Plus, this is the superior version of the story and honestly, it’s still the best Phantom of the Opera movie ever made. Again, I have to give credit to Chaney. Without him, this wouldn’t have been nearly the same picture.
Chaney is a master of silent era horror and a lot of that has to do with how he crafted his own monster makeup mixed with his physical performance, as he didn’t have sound and dialogue to rely on. Chaney is able to convey great emotion, even if his face is greatly obscured or disfigured.
Additionally, the tone of this picture is perfect and the world the Phantom lives in feels alive but stuffed with a brooding, haunting atmosphere.
For its time, this is well shot with good cinematography, impressive effects and sets that had to have been a real challenge to craft.

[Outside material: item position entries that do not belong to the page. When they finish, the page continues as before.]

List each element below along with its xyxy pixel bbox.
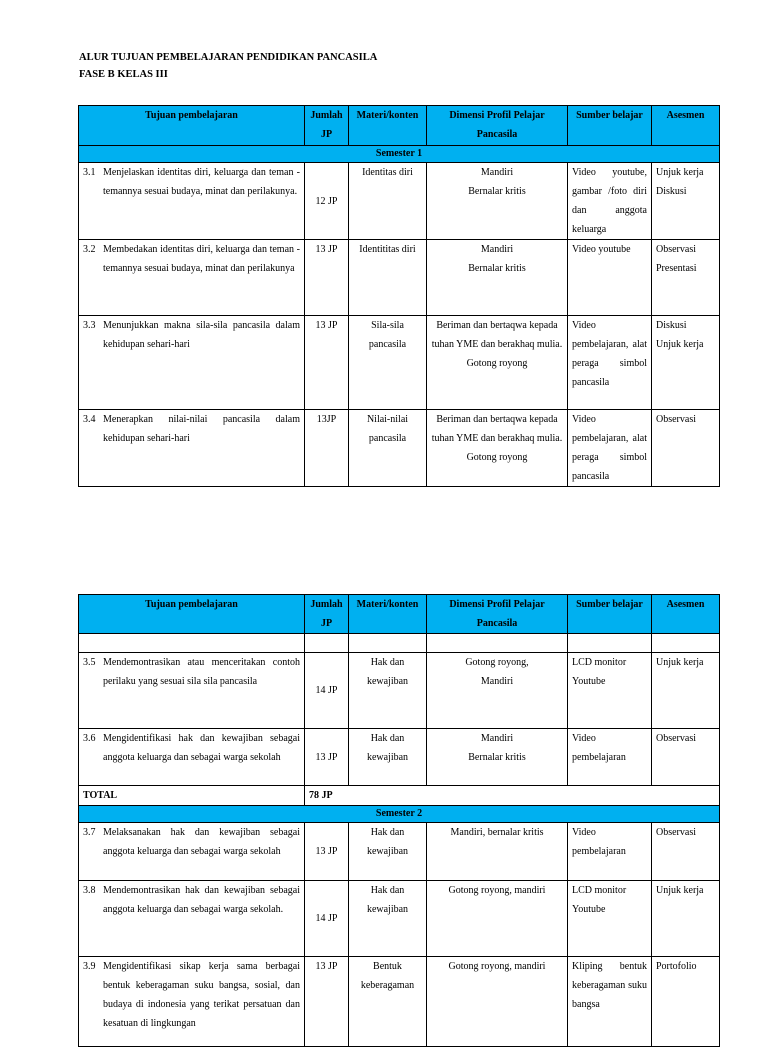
cell-sumber: Kliping bentuk keberagaman suku bangsa bbox=[568, 957, 652, 1047]
document-subtitle: FASE B KELAS III bbox=[79, 69, 168, 80]
objective-number: 3.6 bbox=[83, 733, 96, 744]
cell-dimensi: Beriman dan bertaqwa kepada tuhan YME dan berakhaq mulia. Gotong royong bbox=[427, 316, 568, 410]
objective-text: Melaksanakan hak dan kewajiban sebagai anggota keluarga dan sebagai warga sekolah bbox=[103, 827, 300, 857]
header-dimensi-profil: Dimensi Profil Pelajar Pancasila bbox=[427, 106, 568, 146]
cell-sumber: LCD monitor Youtube bbox=[568, 881, 652, 957]
cell-materi: Hak dan kewajiban bbox=[349, 729, 427, 786]
cell-tujuan bbox=[79, 653, 305, 729]
cell-jumlah-jp: 13JP bbox=[305, 410, 349, 487]
total-row bbox=[79, 786, 720, 806]
cell-jumlah-jp: 12 JP bbox=[305, 163, 349, 240]
table-row bbox=[79, 957, 720, 1047]
cell-asesmen: Observasi Presentasi bbox=[652, 240, 720, 316]
cell-materi: Hak dan kewajiban bbox=[349, 881, 427, 957]
cell-materi: Identitas diri bbox=[349, 163, 427, 240]
cell-asesmen: Unjuk kerja bbox=[652, 653, 720, 729]
table-row bbox=[79, 163, 720, 240]
objective-number: 3.2 bbox=[83, 244, 96, 255]
header-jumlah-jp: Jumlah JP bbox=[305, 595, 349, 634]
objective-text: Menerapkan nilai-nilai pancasila dalam kehidupan sehari-hari bbox=[103, 414, 300, 444]
table-row bbox=[79, 240, 720, 316]
semester-row bbox=[79, 806, 720, 823]
objective-number: 3.5 bbox=[83, 657, 96, 668]
header-tujuan-pembelajaran: Tujuan pembelajaran bbox=[79, 106, 305, 146]
header-asesmen: Asesmen bbox=[652, 595, 720, 634]
cell-tujuan bbox=[79, 316, 305, 410]
cell-sumber: Video pembelajaran bbox=[568, 729, 652, 786]
objective-text: Menjelaskan identitas diri, keluarga dan teman - temannya sesuai budaya, minat dan perilakunya. bbox=[103, 167, 300, 197]
objective-number: 3.9 bbox=[83, 961, 96, 972]
cell-asesmen: Observasi bbox=[652, 729, 720, 786]
objective-text: Mengidentifikasi sikap kerja sama berbagai bentuk keberagaman suku bangsa, sosial, dan budaya di indonesia yang terikat persatuan dan kesatuan di lingkungan bbox=[103, 961, 300, 1029]
objective-number: 3.8 bbox=[83, 885, 96, 896]
cell-tujuan bbox=[79, 881, 305, 957]
cell-sumber: Video pembelajaran, alat peraga simbol pancasila bbox=[568, 410, 652, 487]
total-label: TOTAL bbox=[79, 786, 305, 806]
learning-objectives-table-2 bbox=[78, 594, 720, 1047]
cell-dimensi: Beriman dan bertaqwa kepada tuhan YME dan berakhaq mulia. Gotong royong bbox=[427, 410, 568, 487]
objective-text: Mengidentifikasi hak dan kewajiban sebagai anggota keluarga dan sebagai warga sekolah bbox=[103, 733, 300, 763]
cell-materi: Identititas diri bbox=[349, 240, 427, 316]
cell-tujuan bbox=[79, 163, 305, 240]
cell-asesmen: Unjuk kerja Diskusi bbox=[652, 163, 720, 240]
semester-1-label: Semester 1 bbox=[79, 146, 720, 163]
cell-dimensi: Gotong royong, Mandiri bbox=[427, 653, 568, 729]
cell-materi: Hak dan kewajiban bbox=[349, 653, 427, 729]
objective-text: Menunjukkan makna sila-sila pancasila dalam kehidupan sehari-hari bbox=[103, 320, 300, 350]
cell-jumlah-jp: 14 JP bbox=[305, 653, 349, 729]
cell-jumlah-jp: 13 JP bbox=[305, 316, 349, 410]
cell-sumber: Video youtube bbox=[568, 240, 652, 316]
cell-dimensi: Mandiri Bernalar kritis bbox=[427, 729, 568, 786]
cell-dimensi: Gotong royong, mandiri bbox=[427, 881, 568, 957]
table-row bbox=[79, 653, 720, 729]
objective-number: 3.7 bbox=[83, 827, 96, 838]
objective-text: Mendemontrasikan hak dan kewajiban sebagai anggota keluarga dan sebagai warga sekolah. bbox=[103, 885, 300, 915]
table-header-row bbox=[79, 595, 720, 634]
table-row bbox=[79, 729, 720, 786]
objective-number: 3.1 bbox=[83, 167, 96, 178]
learning-objectives-table-1 bbox=[78, 105, 720, 487]
cell-jumlah-jp: 13 JP bbox=[305, 729, 349, 786]
objective-number: 3.4 bbox=[83, 414, 96, 425]
header-jumlah-jp: Jumlah JP bbox=[305, 106, 349, 146]
cell-dimensi: Gotong royong, mandiri bbox=[427, 957, 568, 1047]
cell-asesmen: Observasi bbox=[652, 823, 720, 881]
objective-text: Membedakan identitas diri, keluarga dan teman - temannya sesuai budaya, minat dan perilakunya bbox=[103, 244, 300, 274]
cell-asesmen: Portofolio bbox=[652, 957, 720, 1047]
cell-tujuan bbox=[79, 410, 305, 487]
cell-materi: Sila-sila pancasila bbox=[349, 316, 427, 410]
cell-sumber: Video pembelajaran bbox=[568, 823, 652, 881]
semester-row bbox=[79, 146, 720, 163]
cell-sumber: LCD monitor Youtube bbox=[568, 653, 652, 729]
cell-tujuan bbox=[79, 957, 305, 1047]
cell-asesmen: Diskusi Unjuk kerja bbox=[652, 316, 720, 410]
semester-2-label: Semester 2 bbox=[79, 806, 720, 823]
cell-materi: Nilai-nilai pancasila bbox=[349, 410, 427, 487]
cell-jumlah-jp: 13 JP bbox=[305, 823, 349, 881]
table-row bbox=[79, 316, 720, 410]
header-materi-konten: Materi/konten bbox=[349, 595, 427, 634]
header-dimensi-profil: Dimensi Profil Pelajar Pancasila bbox=[427, 595, 568, 634]
cell-materi: Bentuk keberagaman bbox=[349, 957, 427, 1047]
document-title: ALUR TUJUAN PEMBELAJARAN PENDIDIKAN PANCASILA bbox=[79, 52, 378, 63]
cell-sumber: Video youtube, gambar /foto diri dan anggota keluarga bbox=[568, 163, 652, 240]
table-header-row bbox=[79, 106, 720, 146]
total-value: 78 JP bbox=[305, 786, 720, 806]
cell-jumlah-jp: 13 JP bbox=[305, 957, 349, 1047]
header-asesmen: Asesmen bbox=[652, 106, 720, 146]
header-sumber-belajar: Sumber belajar bbox=[568, 595, 652, 634]
cell-jumlah-jp: 14 JP bbox=[305, 881, 349, 957]
cell-tujuan bbox=[79, 823, 305, 881]
objective-text: Mendemontrasikan atau menceritakan contoh perilaku yang sesuai sila sila pancasila bbox=[103, 657, 300, 687]
cell-dimensi: Mandiri Bernalar kritis bbox=[427, 163, 568, 240]
table-row bbox=[79, 410, 720, 487]
cell-jumlah-jp: 13 JP bbox=[305, 240, 349, 316]
table-row bbox=[79, 823, 720, 881]
cell-asesmen: Observasi bbox=[652, 410, 720, 487]
cell-sumber: Video pembelajaran, alat peraga simbol pancasila bbox=[568, 316, 652, 410]
empty-row bbox=[79, 634, 720, 653]
objective-number: 3.3 bbox=[83, 320, 96, 331]
header-materi-konten: Materi/konten bbox=[349, 106, 427, 146]
header-sumber-belajar: Sumber belajar bbox=[568, 106, 652, 146]
table-row bbox=[79, 881, 720, 957]
cell-dimensi: Mandiri Bernalar kritis bbox=[427, 240, 568, 316]
cell-asesmen: Unjuk kerja bbox=[652, 881, 720, 957]
cell-tujuan bbox=[79, 240, 305, 316]
cell-dimensi: Mandiri, bernalar kritis bbox=[427, 823, 568, 881]
header-tujuan-pembelajaran: Tujuan pembelajaran bbox=[79, 595, 305, 634]
cell-tujuan bbox=[79, 729, 305, 786]
cell-materi: Hak dan kewajiban bbox=[349, 823, 427, 881]
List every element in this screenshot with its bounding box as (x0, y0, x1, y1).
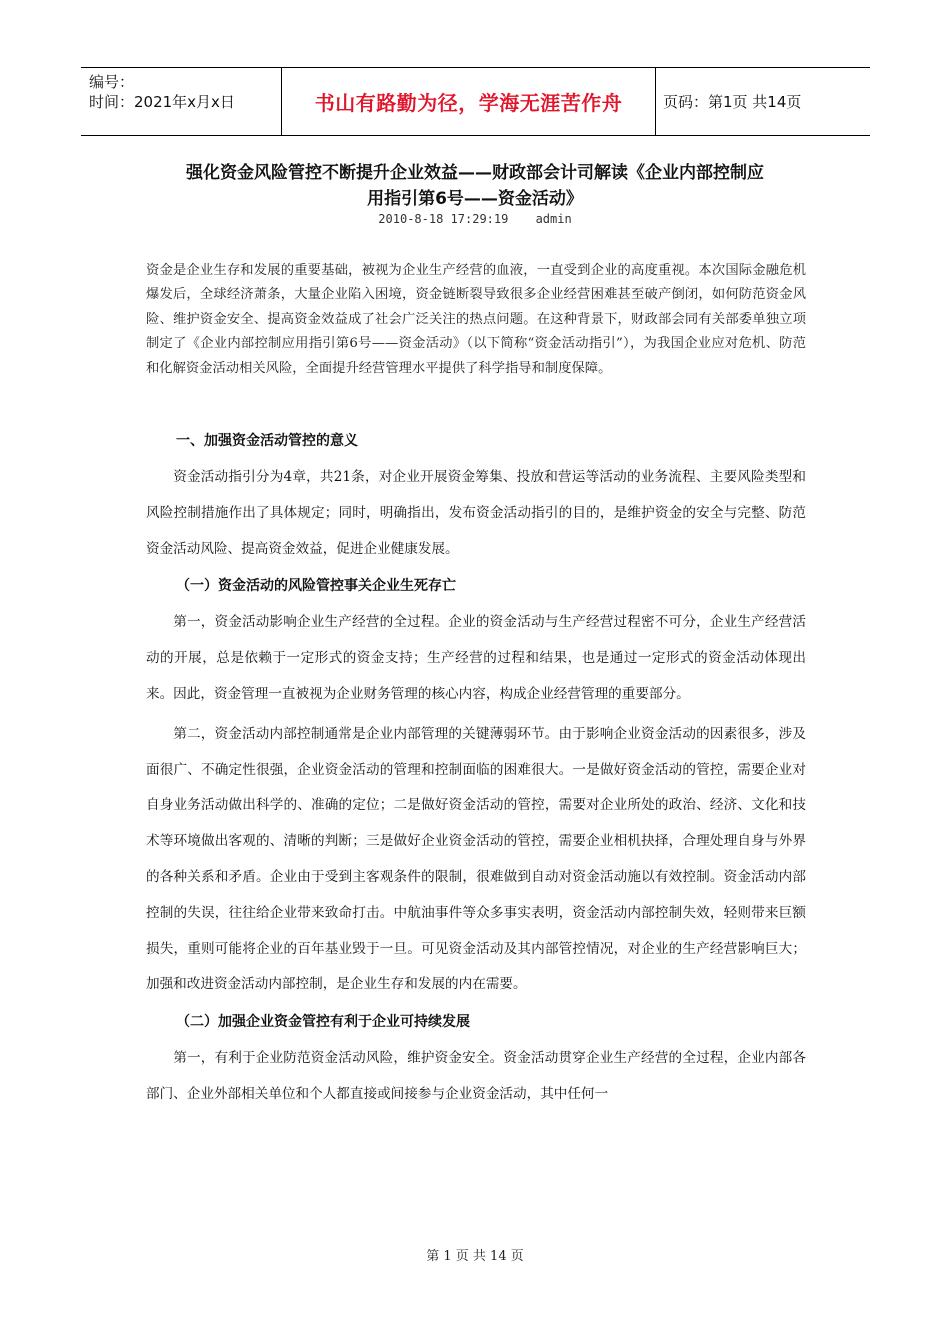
document-header (81, 67, 870, 136)
article-body (146, 426, 806, 1117)
article-meta (120, 212, 830, 226)
section1-heading: 一、加强资金活动管控的意义 (176, 433, 358, 449)
article-title-line1: 强化资金风险管控不断提升企业效益——财政部会计司解读《企业内部控制应 (186, 163, 764, 183)
article-intro: 资金是企业生存和发展的重要基础，被视为企业生产经营的血液，一直受到企业的高度重视。本次国际金融危机爆发后，全球经济萧条，大量企业陷入困境，资金链断裂导致很多企业经营困难甚至破产倒闭，如何防范资金风险、维护资金安全、提高资金效益成了社会广泛关注的热点问题。在这种背景下，财政部会同有关部委单独立项制定了《企业内部控制应用指引第6号——资金活动》（以下简称“资金活动指引”），为我国企业应对危机、防范和化解资金活动相关风险，全面提升经营管理水平提供了科学指导和制度保障。 (146, 263, 806, 376)
subsection1-heading: （一）资金活动的风险管控事关企业生死存亡 (176, 578, 456, 595)
document-number-label: 编号： (89, 73, 135, 91)
article-author: admin (535, 212, 572, 226)
subsection1-paragraph1: 第一，资金活动影响企业生产经营的全过程。企业的资金活动与生产经营过程密不可分，企业生产经营活动的开展，总是依赖于一定形式的资金支持；生产经营的过程和结果，也是通过一定形式的资金活动体现出来。因此，资金管理一直被视为企业财务管理的核心内容，构成企业经营管理的重要部分。 (146, 614, 806, 702)
header-page-info: 页码：第1页 共14页 (663, 93, 802, 111)
subsection2-heading: （二）加强企业资金管控有利于企业可持续发展 (176, 1014, 470, 1031)
article-title-line2: 用指引第6号——资金活动》 (367, 189, 583, 209)
subsection1-paragraph2: 第二，资金活动内部控制通常是企业内部管理的关键薄弱环节。由于影响企业资金活动的因素很多，涉及面很广、不确定性很强，企业资金活动的管理和控制面临的困难很大。一是做好资金活动的管控，需要企业对自身业务活动做出科学的、准确的定位；二是做好资金活动的管控，需要对企业所处的政治、经济、文化和技术等环境做出客观的、清晰的判断；三是做好企业资金活动的管控，需要企业相机抉择，合理处理自身与外界的各种关系和矛盾。企业由于受到主客观条件的限制，很难做到自动对资金活动施以有效控制。资金活动内部控制的失误，往往给企业带来致命打击。中航油事件等众多事实表明，资金活动内部控制失效，轻则带来巨额损失，重则可能将企业的百年基业毁于一旦。可见资金活动及其内部管控情况，对企业的生产经营影响巨大；加强和改进资金活动内部控制，是企业生存和发展的内在需要。 (146, 725, 806, 993)
document-date-label: 时间：2021年x月x日 (89, 93, 235, 111)
article-date: 2010-8-18 17:29:19 (378, 212, 509, 226)
section1-paragraph: 资金活动指引分为4章，共21条，对企业开展资金筹集、投放和营运等活动的业务流程、主要风险类型和风险控制措施作出了具体规定；同时，明确指出，发布资金活动指引的目的，是维护资金的安全与完整、防范资金活动风险、提高资金效益，促进企业健康发展。 (146, 469, 806, 557)
header-info-cell (81, 68, 282, 135)
article-title (120, 160, 830, 212)
header-motto: 书山有路勤为径，学海无涯苦作舟 (282, 68, 656, 135)
page-footer: 第 1 页 共 14 页 (426, 1249, 524, 1264)
subsection2-paragraph1: 第一，有利于企业防范资金活动风险，维护资金安全。资金活动贯穿企业生产经营的全过程，企业内部各部门、企业外部相关单位和个人都直接或间接参与企业资金活动，其中任何一 (146, 1050, 806, 1102)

The scenes where the water level changes show the level of care that went into producing this movie.
The opulent settings of the opera house and the world above the sewers exists in stark contrast with one another but it makes this such a visual feast that its hard not to be mesmerized by the picture’s imagery.
Overall, this is a damn good motion picture and one of Chaney’s best, if not the best. It’s the strong foundation that the Universal Monsters franchise was built on top of. Honestly, this is the Iron Man of its day.
Pairs well with: other silent horror films, specifically those starring Lon Chaney Sr.